Also using the computer program of Table I, the horn design is optimized at 14.5 Ghz. This results in slightly different calculated dimensions for L_f and L_w, 9.357 inches and 2.643 inches, respectively. This design is illustrated in FIG. 10C, where the non-optimized horn is depicted by the solid lines, and the optimized horn is depicted by the dashed lines. At 14.5 Ghz, the flared section of the optimized horn has a calculated phase delay of 4020.26°, and the waveguide section has a phase delay of 981.82°. Thus, the total phase delay through the optimized horn at 14.5 Ghz is 5002.09°, exactly equivalent to the calculated reference horn phase delay at this frequency. At 11.7 Ghz, the flared section of the optimized horn has a calculated phase delay of 3189.92° and the waveguide section has a phase delay of 698.02°. Thus, the total phase delay through the optimized horn of FIG. 4C at 11.7 Ghz is 3887.94°. This differs from the calculated reference horn phase for this frequency delay by 6.75°. The mutual phase compensation provided by the horn optimization is further illustrated from the respective phase delays of the flare and waveguide sections at the upper and lower frequencies for the two horn optimizations. The 2.643 inch waveguide section has a calculated phase delay of 981.82° at 14.5 Ghz, while the 2.556 inch waveguide section has a calculated phase delay of 949.50°, a difference of 32.32°. The corresponding 9.357 inch flare section has a phase delay of 4020.26° at the 14.5 Ghz, and the 9.444 inch flare section has a phase delay of 4057.64° at the same frequency, a difference of -37.38°. Summing the two differences (32.32°-37.38°) yields a total phase dispersion between the two horn optimizations at 14..5 Ghz of only -5.06°. Thus, the two horns optimized at different frequencies have virtually equal electrical lengths at 14.5 Ghz.

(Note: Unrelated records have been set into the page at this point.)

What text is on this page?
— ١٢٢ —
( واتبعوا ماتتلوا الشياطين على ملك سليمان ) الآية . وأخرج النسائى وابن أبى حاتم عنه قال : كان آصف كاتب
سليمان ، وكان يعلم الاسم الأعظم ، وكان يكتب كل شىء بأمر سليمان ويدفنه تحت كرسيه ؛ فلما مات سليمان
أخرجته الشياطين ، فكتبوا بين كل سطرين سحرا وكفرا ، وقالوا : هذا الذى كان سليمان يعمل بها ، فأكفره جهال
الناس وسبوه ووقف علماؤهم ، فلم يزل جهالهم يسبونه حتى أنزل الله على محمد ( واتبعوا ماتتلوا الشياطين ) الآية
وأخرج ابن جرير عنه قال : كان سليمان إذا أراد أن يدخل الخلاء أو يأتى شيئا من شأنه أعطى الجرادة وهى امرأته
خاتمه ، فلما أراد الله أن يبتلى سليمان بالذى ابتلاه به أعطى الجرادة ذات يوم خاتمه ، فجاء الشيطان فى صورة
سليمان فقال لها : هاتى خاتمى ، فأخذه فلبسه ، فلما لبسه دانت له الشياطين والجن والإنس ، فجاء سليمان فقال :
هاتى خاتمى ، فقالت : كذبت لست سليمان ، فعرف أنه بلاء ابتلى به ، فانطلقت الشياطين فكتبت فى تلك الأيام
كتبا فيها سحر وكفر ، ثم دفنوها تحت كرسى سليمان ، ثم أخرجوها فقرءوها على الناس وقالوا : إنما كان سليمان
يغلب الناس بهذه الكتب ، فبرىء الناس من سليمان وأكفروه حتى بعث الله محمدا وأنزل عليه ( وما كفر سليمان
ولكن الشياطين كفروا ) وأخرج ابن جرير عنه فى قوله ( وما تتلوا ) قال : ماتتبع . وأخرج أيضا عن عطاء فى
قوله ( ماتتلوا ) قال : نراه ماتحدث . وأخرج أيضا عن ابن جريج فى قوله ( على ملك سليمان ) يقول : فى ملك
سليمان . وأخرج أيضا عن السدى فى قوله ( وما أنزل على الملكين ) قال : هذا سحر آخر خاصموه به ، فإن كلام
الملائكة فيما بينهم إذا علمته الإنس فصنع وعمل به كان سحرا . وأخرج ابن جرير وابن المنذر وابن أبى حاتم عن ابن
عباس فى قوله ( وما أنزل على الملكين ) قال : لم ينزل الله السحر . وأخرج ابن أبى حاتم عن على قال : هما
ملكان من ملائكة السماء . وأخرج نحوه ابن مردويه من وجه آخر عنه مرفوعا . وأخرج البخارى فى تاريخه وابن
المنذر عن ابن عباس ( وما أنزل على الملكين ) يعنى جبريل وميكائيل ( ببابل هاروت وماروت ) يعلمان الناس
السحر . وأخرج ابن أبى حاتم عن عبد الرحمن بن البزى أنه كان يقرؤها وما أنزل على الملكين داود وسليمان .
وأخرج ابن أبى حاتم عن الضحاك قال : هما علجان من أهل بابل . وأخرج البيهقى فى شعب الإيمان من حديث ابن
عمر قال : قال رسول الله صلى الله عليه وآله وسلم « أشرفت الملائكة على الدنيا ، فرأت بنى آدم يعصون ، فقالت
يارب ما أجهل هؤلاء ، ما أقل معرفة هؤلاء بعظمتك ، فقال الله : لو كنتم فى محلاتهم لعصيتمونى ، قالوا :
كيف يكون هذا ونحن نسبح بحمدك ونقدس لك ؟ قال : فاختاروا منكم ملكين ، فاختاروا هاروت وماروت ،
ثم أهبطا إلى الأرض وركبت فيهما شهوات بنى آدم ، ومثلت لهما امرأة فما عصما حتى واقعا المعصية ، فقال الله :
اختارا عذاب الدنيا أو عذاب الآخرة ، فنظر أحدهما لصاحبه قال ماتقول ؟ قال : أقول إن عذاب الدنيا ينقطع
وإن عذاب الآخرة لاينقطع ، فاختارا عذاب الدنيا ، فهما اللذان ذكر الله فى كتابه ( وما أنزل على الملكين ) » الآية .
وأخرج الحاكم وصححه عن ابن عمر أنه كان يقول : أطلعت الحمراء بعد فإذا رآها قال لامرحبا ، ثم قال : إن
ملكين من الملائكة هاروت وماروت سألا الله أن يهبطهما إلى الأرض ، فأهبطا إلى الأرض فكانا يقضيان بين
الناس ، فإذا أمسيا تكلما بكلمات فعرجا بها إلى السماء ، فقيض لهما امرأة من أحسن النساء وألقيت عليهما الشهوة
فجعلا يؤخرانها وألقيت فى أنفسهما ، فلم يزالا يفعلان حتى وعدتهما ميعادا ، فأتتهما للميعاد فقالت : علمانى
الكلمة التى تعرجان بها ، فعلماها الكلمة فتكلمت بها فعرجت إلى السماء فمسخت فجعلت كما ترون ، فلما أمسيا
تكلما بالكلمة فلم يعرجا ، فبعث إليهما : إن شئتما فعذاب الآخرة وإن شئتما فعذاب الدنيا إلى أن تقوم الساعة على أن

A similar comparison at the lower band edge (11.7 Ghz) yields a phase dispersion of -6.75°.

The calculated results for the optimizations at the upper and lower boundaries of this bandwidth indicate that slightly better phase tracking performance over the entire band is achieved when the horn is optimized at the lower frequency boundary. In practice, the frequency at which the horn is optimized will typically be between the lower frequency limit of the band and the mid-band frequency.

As is known to those skilled in the art, to avoid antenna pattern deterioration, the flare angle of the horn should be chosen to minimize the phase error across the aperture. The phase error across a horn with aperture A and axial length L_a is given by Equation 4:

ΔΦ = (2π/λ) (((A/2)² +L_a ²) ^½ - L_a) (4)

The maximum phase error should not exceed 90°, using Reyleigh's criterion. This places a restriction on the amount of phase compensation which may be achieved by the horn optimization technique.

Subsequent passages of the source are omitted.